Lake in British Columbia and Yukon in Canada

Tagish Lake is a lake in Yukon and northern British Columbia, Canada. The lake is 74 mi long and averages 2 mi wide with an area of 354.48 km2, about two thirds of which is in British Columbia. The average depth is 62 m and maximum depth is 307 m.

It has two arms, the Taku Arm in the east which is very long and mostly in British Columbia and Windy Arm in the west, mostly in Yukon. The Klondike Highway runs along Windy Arm south of Carcross. Bennett Lake flows into Tagish Lake, so the northern portion of Tagish Lake was part of the route to the Klondike used by gold-seekers during the Klondike Gold Rush.

==The meteorite==
On January 18, 2000, a carbonaceous chondrite meteorite now known as "Tagish Lake", fell on the frozen surface of the Taku Arm.
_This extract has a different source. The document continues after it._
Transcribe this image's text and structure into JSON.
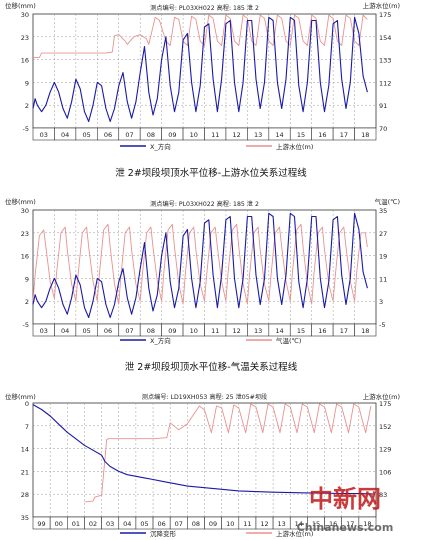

A number of fragments were recovered and studied by researchers from the University of Calgary, University of Western Ontario, and NASA; the meteorite currently resides in the University of Alberta meteorite collection.

==The name==
The lake is named for the Tagish people. Tagish means fish trap in the Tagish language, an Athabascan language.
Other sources translate Tagish as "it (spring ice) is breaking up".

==Fauna==
Tagish lies in the path of migratory swans that come every spring to wait out the melting of the more Northern Lakes.

Tagish is also home to the Southern Lakes with trophy fishing.